Ben hem bunları düşünüp hem de üstümü değiştirip bir duş almıştım. Duş beni sakinleştirmişti. Yatağa geçtiğimde ise aklıma bir süre sonra artık sadece benim yatağım olmayacağı geldi. Tam yanımda solumda yatacak , bana sarılacak ve beni sevecek biri. Hatta... Hatta daha da fazlası... Acaba o ne düşünüyordu ? Bir insan nasıl hem çok tanıdık hem de çok yabancı olabilirdi ki? Hislerimin karmaşı kafamı da bulandırıyordu. Aklıma gelen şeyler bir anda ona dönmeye başlamıştı. Aşk dedikleri şey tam olarak bu muydu acaba? Bir insan gerçekten ilk görüşte aşık olabilir miymiş? Aklıma ondan başka bir şey gelmemesinin tek ve mantıklı açıklaması sanki buydu. Hem yanımda başka birini bile düşünemez olmuştum. Kaç saat geçmişti ki onu göreli ? İnsan bu kadar kısa sürede nasıl bağlanırdı birine? Halbuki onunla tanışana kadar evliliğin E'si aklına gelmeyen ben , şimdi onunla olabilecek çocuklarımı hayal ediyordum.
Fakat bu evliliğin iki yüzü vardı . Ben ve Dicle tarafında sorun yoktu ama söz konusu Simay ve Cihan olunca bu kadar emin olamıyorum. Sanki bir terslik çıkıp Simay'ımı ,benim ayçiçeğimi, üzecekti.

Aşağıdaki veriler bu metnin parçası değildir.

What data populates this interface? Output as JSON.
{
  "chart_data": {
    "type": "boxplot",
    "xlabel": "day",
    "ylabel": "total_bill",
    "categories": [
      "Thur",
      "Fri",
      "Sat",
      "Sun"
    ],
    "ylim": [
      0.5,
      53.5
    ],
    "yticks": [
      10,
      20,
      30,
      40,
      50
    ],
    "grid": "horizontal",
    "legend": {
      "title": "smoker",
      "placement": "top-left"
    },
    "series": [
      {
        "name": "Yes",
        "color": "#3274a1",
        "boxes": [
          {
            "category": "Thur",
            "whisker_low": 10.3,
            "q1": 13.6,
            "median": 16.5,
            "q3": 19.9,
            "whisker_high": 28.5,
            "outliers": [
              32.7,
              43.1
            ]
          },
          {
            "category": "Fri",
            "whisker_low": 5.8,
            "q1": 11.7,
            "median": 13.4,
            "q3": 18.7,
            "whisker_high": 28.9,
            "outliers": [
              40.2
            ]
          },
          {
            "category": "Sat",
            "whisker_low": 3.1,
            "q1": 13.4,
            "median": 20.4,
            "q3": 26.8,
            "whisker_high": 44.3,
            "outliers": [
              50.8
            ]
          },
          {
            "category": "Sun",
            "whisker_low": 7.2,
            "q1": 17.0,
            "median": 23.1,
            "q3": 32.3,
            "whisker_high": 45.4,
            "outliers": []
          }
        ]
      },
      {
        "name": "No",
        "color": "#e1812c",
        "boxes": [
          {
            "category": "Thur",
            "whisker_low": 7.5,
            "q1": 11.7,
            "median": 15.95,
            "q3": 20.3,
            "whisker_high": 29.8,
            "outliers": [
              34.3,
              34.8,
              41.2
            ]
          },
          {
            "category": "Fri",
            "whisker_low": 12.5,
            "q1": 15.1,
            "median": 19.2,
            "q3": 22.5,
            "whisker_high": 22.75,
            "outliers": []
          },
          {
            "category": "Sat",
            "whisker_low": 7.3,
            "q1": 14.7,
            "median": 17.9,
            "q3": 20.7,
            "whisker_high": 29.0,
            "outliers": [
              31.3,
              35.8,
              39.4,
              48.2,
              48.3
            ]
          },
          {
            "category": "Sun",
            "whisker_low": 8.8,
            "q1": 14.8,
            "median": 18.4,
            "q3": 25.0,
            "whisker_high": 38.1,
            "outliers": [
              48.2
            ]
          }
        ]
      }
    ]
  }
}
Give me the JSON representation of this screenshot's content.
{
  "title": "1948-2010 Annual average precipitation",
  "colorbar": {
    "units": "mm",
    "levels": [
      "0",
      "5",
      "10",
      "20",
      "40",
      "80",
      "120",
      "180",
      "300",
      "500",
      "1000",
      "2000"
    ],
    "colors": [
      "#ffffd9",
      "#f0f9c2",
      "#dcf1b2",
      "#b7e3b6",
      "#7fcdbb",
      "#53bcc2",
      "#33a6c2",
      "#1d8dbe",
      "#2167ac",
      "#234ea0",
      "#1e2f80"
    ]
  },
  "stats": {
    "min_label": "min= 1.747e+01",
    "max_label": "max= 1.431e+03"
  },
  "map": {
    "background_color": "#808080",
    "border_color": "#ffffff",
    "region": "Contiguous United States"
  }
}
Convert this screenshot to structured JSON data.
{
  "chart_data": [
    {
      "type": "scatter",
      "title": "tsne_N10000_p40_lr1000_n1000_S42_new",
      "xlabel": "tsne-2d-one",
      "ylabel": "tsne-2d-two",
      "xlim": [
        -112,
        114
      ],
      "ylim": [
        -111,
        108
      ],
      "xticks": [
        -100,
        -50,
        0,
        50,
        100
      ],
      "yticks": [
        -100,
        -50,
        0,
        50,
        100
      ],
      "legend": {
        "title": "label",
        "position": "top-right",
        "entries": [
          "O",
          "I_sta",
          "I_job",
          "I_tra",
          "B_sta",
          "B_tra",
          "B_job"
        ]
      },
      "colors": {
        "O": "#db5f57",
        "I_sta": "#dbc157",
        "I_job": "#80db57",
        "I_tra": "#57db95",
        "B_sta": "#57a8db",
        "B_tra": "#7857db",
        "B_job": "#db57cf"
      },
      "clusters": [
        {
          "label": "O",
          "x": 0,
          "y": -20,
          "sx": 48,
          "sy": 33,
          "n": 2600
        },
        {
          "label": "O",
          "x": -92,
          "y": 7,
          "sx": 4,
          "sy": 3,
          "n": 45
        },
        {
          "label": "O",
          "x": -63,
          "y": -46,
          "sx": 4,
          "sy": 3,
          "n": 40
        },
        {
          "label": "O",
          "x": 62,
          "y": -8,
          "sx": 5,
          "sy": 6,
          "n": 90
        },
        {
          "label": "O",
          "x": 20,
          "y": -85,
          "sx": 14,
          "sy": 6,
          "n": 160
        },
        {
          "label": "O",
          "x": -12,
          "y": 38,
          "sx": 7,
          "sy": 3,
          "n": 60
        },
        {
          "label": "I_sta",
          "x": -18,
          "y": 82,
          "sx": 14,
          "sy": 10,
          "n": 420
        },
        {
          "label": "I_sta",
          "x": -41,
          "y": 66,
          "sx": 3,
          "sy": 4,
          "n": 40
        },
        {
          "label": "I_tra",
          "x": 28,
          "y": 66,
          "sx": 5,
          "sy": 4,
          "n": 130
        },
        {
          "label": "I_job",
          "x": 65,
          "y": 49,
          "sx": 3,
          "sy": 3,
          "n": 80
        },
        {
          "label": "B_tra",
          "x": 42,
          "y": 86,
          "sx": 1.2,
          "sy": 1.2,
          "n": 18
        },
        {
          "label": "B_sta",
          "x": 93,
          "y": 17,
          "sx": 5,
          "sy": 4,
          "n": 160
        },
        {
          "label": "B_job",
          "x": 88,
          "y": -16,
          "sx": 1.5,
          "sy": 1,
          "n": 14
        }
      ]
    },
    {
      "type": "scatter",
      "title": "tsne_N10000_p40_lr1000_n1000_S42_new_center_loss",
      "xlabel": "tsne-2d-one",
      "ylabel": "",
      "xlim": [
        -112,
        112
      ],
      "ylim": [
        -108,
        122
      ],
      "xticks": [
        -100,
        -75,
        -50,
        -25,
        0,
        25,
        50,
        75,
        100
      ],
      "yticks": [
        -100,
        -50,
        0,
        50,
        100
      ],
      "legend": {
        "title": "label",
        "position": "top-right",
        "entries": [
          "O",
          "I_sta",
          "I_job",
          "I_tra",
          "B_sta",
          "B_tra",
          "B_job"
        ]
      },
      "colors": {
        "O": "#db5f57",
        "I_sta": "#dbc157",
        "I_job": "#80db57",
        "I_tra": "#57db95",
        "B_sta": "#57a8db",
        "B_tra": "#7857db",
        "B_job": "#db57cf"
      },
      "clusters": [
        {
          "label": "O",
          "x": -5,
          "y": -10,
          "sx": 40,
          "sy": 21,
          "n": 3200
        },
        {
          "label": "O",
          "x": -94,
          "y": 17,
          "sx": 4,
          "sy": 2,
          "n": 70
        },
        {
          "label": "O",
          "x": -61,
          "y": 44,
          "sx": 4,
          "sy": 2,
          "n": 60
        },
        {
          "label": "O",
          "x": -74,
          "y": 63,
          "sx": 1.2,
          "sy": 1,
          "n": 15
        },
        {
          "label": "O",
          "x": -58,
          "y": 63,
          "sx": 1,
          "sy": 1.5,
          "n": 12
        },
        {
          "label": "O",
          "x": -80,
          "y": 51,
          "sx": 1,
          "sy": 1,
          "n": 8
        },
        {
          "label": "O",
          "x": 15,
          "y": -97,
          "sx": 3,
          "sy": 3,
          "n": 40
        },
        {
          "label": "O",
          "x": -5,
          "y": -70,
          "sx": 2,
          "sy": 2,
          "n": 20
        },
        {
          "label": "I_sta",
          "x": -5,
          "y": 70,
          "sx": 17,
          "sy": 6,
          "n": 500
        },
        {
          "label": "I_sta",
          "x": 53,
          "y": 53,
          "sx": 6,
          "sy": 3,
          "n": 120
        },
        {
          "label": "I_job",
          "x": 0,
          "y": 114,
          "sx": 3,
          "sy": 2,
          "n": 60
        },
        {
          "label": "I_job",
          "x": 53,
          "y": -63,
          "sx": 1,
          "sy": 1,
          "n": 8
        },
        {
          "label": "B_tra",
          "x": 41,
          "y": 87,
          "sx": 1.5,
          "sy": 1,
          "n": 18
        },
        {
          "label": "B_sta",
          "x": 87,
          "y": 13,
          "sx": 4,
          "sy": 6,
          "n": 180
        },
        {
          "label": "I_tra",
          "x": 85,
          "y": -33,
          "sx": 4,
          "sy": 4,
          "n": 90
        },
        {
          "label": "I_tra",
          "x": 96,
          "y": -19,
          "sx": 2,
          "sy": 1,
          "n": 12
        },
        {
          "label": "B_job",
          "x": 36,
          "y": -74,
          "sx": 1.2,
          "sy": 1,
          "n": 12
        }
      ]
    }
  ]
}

Kız kardeşim için her zaman her şeyin en iyisini istemiştim. Ben önce bir üniversite bitirip kendi parasını kazanmasını isterdim. Kocası da olsa başka bir adamın eline bakmamalıydı. Ben onun yanımda her koşulda dururdum ama kendisi eğer ekonomik olarak özgür olsaydı içim çok daha fazla rahat olurdu. Ben ona evlendiği için değil bu kadar düşünmeden hareket ettiği için kızıyordum . Simay gururlu bir kızdı . Acıdan kıvransa yüzünü çevirdiğinden yardım istemezdi. Bana da böyle yapacaktı. Ama bana kızdığı için değil benden utandığı için. Çünkü o kendisi için göze aldığı sonuçları benim için almamıştı. Benim hayatımı mahvettiğini düşündüğü için kendisine kızgındı. Bilmiyordu ki kalbimin sahibini ayaklarımın altına sermişti.
Kızkardeşim aklıma geldiği için yerimde duramadım. Yataktan kalkıp onun odasına doğru ilerledim. Kapının önüne geldiğimde kapıyı çaldım.
"Simay müsaitsen girebilir miyim?"
"Tabii abi."dedi büyük utançla.
Odaya girdiğimde başı eğikti. Yüzüne bakıp sesimi olabildiğince sabit tutmaya çalışarak
"Eğme başını. Doğru veya yanlış. Olan oldu artık."
"Ben kendim için değil ki senin için..."
"Benim için ne utanmana ne de üzülmene gerek yok."
"Ama benim yüzümden sevmediğin biriyle evleneceksin."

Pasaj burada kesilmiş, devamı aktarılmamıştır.